Reason: Extend GitLab CI/CD to automate deployments across all environments including AWS production, improving velocity, consistency, and reliability.
Requirements:
- Pipeline standardization & templating (GitLab CI `include`).
- Secure AWS deployment configuration in GitLab CI/CD (with protected variables, IAM roles).
- Develop deployment scripts/templates (AWS CLI, SDKs, Terraform/CloudFormation via GitLab CI).
- Define clear environment promotion strategy (GitLab Environments, branch-based workflows, protected branches/tags for production).
- Incremental rollout to production, starting with less critical apps, monitoring, and refining.
Phase 4: Comprehensive Monitoring & Continuous Improvement (Months 10-12)
Objective: Establish robust observability, standardize development practices for long-term sustainability, complete MongoDB upgrades, and conduct a comprehensive review to inform future planning.
Reason: Crucial for troubleshooting, security monitoring, operational awareness across on-prem and AWS. User desires "graphical based controls. At the moment we dont have a centralised approach, log collection is segmented for different workloads which consumes time in evaluation "
Planned implementation: Graylog (as its all-in-one and user-friendly.
Requirements: Infrastructure provisioning, agent deployment (Grafana Alloy/Fluentd) on Linux/Windows/apps/AWS, dashboarding & alerting in Graylog UI.
Reason: Sustain "latest software" goal, prevent drift towards outdated software and upgrade anxieties.
Requirements:
- Policy definition & governance (OS versioning, Node.js LTS adoption process).
- Enforce Node.js Version Management (NVM locally, Docker in CI/CD & deployed envs).

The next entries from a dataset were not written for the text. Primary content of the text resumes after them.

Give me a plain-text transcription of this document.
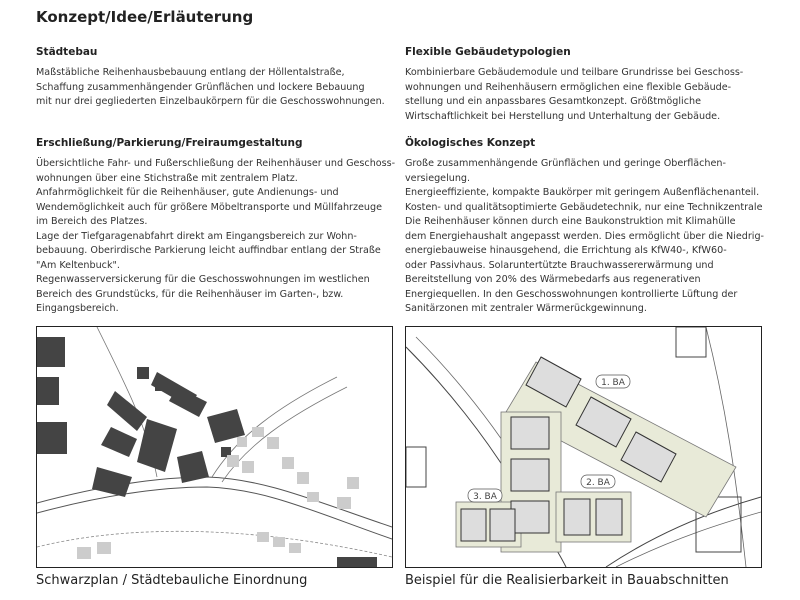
Konzept/Idee/Erläuterung
Städtebau

Maßstäbliche Reihenhausbebauung entlang der Höllentalstraße,
Schaffung zusammenhängender Grünflächen und lockere Bebauung
mit nur drei gegliederten Einzelbaukörpern für die Geschosswohnungen.

Erschließung/Parkierung/Freiraumgestaltung

Übersichtliche Fahr- und Fußerschließung der Reihenhäuser und Geschoss-
wohnungen über eine Stichstraße mit zentralem Platz.
Anfahrmöglichkeit für die Reihenhäuser, gute Andienungs- und
Wendemöglichkeit auch für größere Möbeltransporte und Müllfahrzeuge
im Bereich des Platzes.
Lage der Tiefgaragenabfahrt direkt am Eingangsbereich zur Wohn-
bebauung. Oberirdische Parkierung leicht auffindbar entlang der Straße
"Am Keltenbuck".
Regenwasserversickerung für die Geschosswohnungen im westlichen
Bereich des Grundstücks, für die Reihenhäuser im Garten-, bzw.
Eingangsbereich.

Flexible Gebäudetypologien

Kombinierbare Gebäudemodule und teilbare Grundrisse bei Geschoss-
wohnungen und Reihenhäusern ermöglichen eine flexible Gebäude-
stellung und ein anpassbares Gesamtkonzept. Größtmögliche
Wirtschaftlichkeit bei Herstellung und Unterhaltung der Gebäude.

Ökologisches Konzept

Große zusammenhängende Grünflächen und geringe Oberflächen-
versiegelung.
Energieeffiziente, kompakte Baukörper mit geringem Außenflächenanteil.
Kosten- und qualitätsoptimierte Gebäudetechnik, nur eine Technikzentrale
Die Reihenhäuser können durch eine Baukonstruktion mit Klimahülle
dem Energiehaushalt angepasst werden. Dies ermöglicht über die Niedrig-
energiebauweise hinausgehend, die Errichtung als KfW40-, KfW60-
oder Passivhaus. Solaruntertützte Brauchwassererwärmung und
Bereitstellung von 20% des Wärmebedarfs aus regenerativen
Energiequellen. In den Geschosswohnungen kontrollierte Lüftung der
Sanitärzonen mit zentraler Wärmerückgewinnung.

1. BA
2. BA
3. BA
Schwarzplan / Städtebauliche Einordnung	Beispiel für die Realisierbarkeit in Bauabschnitten
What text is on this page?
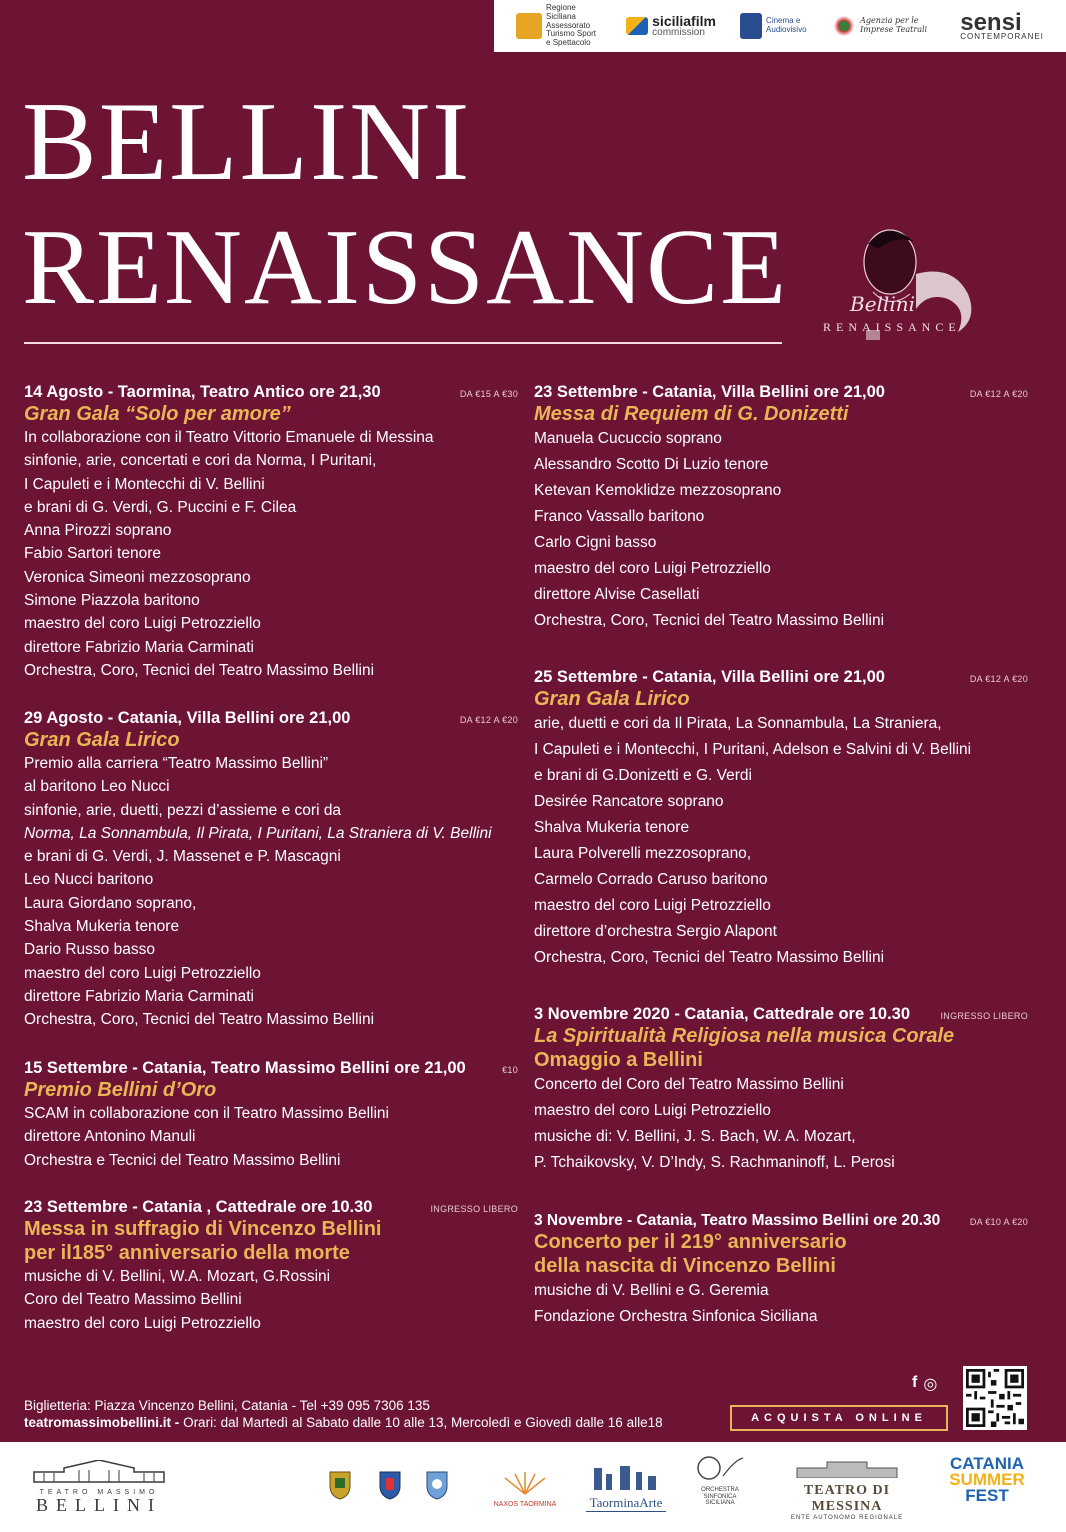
Regione Siciliana Assessorato Turismo Sport e Spettacolo
siciliafilm
commission
Cinema e Audiovisivo
Agenzia per le Imprese Teatrali	sensi
CONTEMPORANEI
BELLINI
RENAISSANCE	Bellini
RENAISSANCE
14 Agosto - Taormina, Teatro Antico ore 21,30	DA €15 A €30
Gran Gala “Solo per amore”
In collaborazione con il Teatro Vittorio Emanuele di Messina
sinfonie, arie, concertati e cori da Norma, I Puritani,
I Capuleti e i Montecchi di V. Bellini
e brani di G. Verdi, G. Puccini e F. Cilea
Anna Pirozzi soprano
Fabio Sartori tenore
Veronica Simeoni mezzosoprano
Simone Piazzola baritono
maestro del coro Luigi Petrozziello
direttore Fabrizio Maria Carminati
Orchestra, Coro, Tecnici del Teatro Massimo Bellini
29 Agosto - Catania, Villa Bellini ore 21,00	DA €12 A €20
Gran Gala Lirico
Premio alla carriera “Teatro Massimo Bellini”
al baritono Leo Nucci
sinfonie, arie, duetti, pezzi d’assieme e cori da
Norma, La Sonnambula, Il Pirata, I Puritani, La Straniera di V. Bellini
e brani di G. Verdi, J. Massenet e P. Mascagni
Leo Nucci baritono
Laura Giordano soprano,
Shalva Mukeria tenore
Dario Russo basso
maestro del coro Luigi Petrozziello
direttore Fabrizio Maria Carminati
Orchestra, Coro, Tecnici del Teatro Massimo Bellini
15 Settembre - Catania, Teatro Massimo Bellini ore 21,00	€10
Premio Bellini d’Oro
SCAM in collaborazione con il Teatro Massimo Bellini
direttore Antonino Manuli
Orchestra e Tecnici del Teatro Massimo Bellini
23 Settembre - Catania , Cattedrale ore 10.30	INGRESSO LIBERO
Messa in suffragio di Vincenzo Bellini
per il185° anniversario della morte
musiche di V. Bellini, W.A. Mozart, G.Rossini
Coro del Teatro Massimo Bellini
maestro del coro Luigi Petrozziello
23 Settembre - Catania, Villa Bellini ore 21,00	DA €12 A €20
Messa di Requiem di G. Donizetti
Manuela Cucuccio soprano
Alessandro Scotto Di Luzio tenore
Ketevan Kemoklidze mezzosoprano
Franco Vassallo baritono
Carlo Cigni basso
maestro del coro Luigi Petrozziello
direttore Alvise Casellati
Orchestra, Coro, Tecnici del Teatro Massimo Bellini
25 Settembre - Catania, Villa Bellini ore 21,00	DA €12 A €20
Gran Gala Lirico
arie, duetti e cori da Il Pirata, La Sonnambula, La Straniera,
I Capuleti e i Montecchi, I Puritani, Adelson e Salvini di V. Bellini
e brani di G.Donizetti e G. Verdi
Desirée Rancatore soprano
Shalva Mukeria tenore
Laura Polverelli mezzosoprano,
Carmelo Corrado Caruso baritono
maestro del coro Luigi Petrozziello
direttore d’orchestra Sergio Alapont
Orchestra, Coro, Tecnici del Teatro Massimo Bellini
3 Novembre 2020 - Catania, Cattedrale ore 10.30	INGRESSO LIBERO
La Spiritualità Religiosa nella musica Corale
Omaggio a Bellini
Concerto del Coro del Teatro Massimo Bellini
maestro del coro Luigi Petrozziello
musiche di: V. Bellini, J. S. Bach, W. A. Mozart,
P. Tchaikovsky, V. D’Indy, S. Rachmaninoff, L. Perosi
3 Novembre - Catania, Teatro Massimo Bellini ore 20.30	DA €10 A €20
Concerto per il 219° anniversario
della nascita di Vincenzo Bellini
musiche di V. Bellini e G. Geremia
Fondazione Orchestra Sinfonica Siciliana
Biglietteria: Piazza Vincenzo Bellini, Catania - Tel +39 095 7306 135
teatromassimobellini.it - Orari: dal Martedì al Sabato dalle 10 alle 13, Mercoledì e Giovedì dalle 16 alle18
f ◎
ACQUISTA ONLINE
TEATRO MASSIMO
BELLINI	NAXOS TAORMINA	TaorminaArte
ORCHESTRA SINFONICA SICILIANA
TEATRO DI MESSINA
ENTE AUTONOMO REGIONALE
CATANIA
SUMMER
FEST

- Standardized base images (VM templates for XCP-ng/Hyper-V, Docker images for .NET/Node.js) with regular updates.
- Automated patching & updates using the IPA & Ansible (scheduled GitLab CI or AWX jobs).
Reason: Complete ongoing critical database upgrade from MongoDB v6 to v7 for dev/test/sand environments.
Requirments: Complete upgrade process for all targeted replica sets, perform comprehensive functional/performance validation, set Feature Compatibility Version (FCV) to "7.0" cautiously, update documentation.
Reason: Conclusion of this 1-year roadmap with a review of achievements, lessons learned, and team feedback to inform future strategic planning.
Requirements:
- Assess progress against roadmap goals (quantify improvements).
- Capture lessons learned (workshops, feedback sessions).
- Gather team feedback on new tools/processes.
- Strategic planning for Year 2 and beyond (e.g., further cloud adoption, Kubernetes, advanced security, cost optimization, deeper automation).
Key Decisions Justification
- Migrating from XenServer to XCP-ng: Chosen for being open-source, actively maintained, with a clear upgrade path and familiar architecture.
- Adopting Rocky Linux 9: Stable, RHEL-compatible, community-supported replacement for CentOS with long-term support.
- Using the IPA server & Ansible: Provides centralized identity and configuration management with automation and auditing capabilities.
- Switching to GitLab CI/CD: Replaces Jenkins with integrated source control, pipelines, and security scanning — aligning with modern DevOps practices. There's a possibility of code scanning from security prospective (more testing/poc is required) as somehow we find the testing team review overlooking the webapp security which places this overhead on devops team which consumes time. An automated tool integrated within the delivery pipeline will helpus.
- Grafana Loki vs Graylog vs ELK: Trade-offs were evaluated; Grafana Loki or Graylog selected for usability and lower complexity vs ELK stack.
Impact & Future Planning
- Improved Security Posture: EOL risk eliminated, MFA enforced, automated patching in place.
- Increased Development Velocity: CI/CD automation reduces manual errors, accelerates deployments.
- Stronger Compliance Readiness: System centralization and logging support audit trails and access control.
- Lower Operational Overhead: Ansible & FreeIPA reduce manual administrative tasks.
- Path Forward: Year 2 can explore Kubernetes, enhanced cost monitoring, and full SRE practices.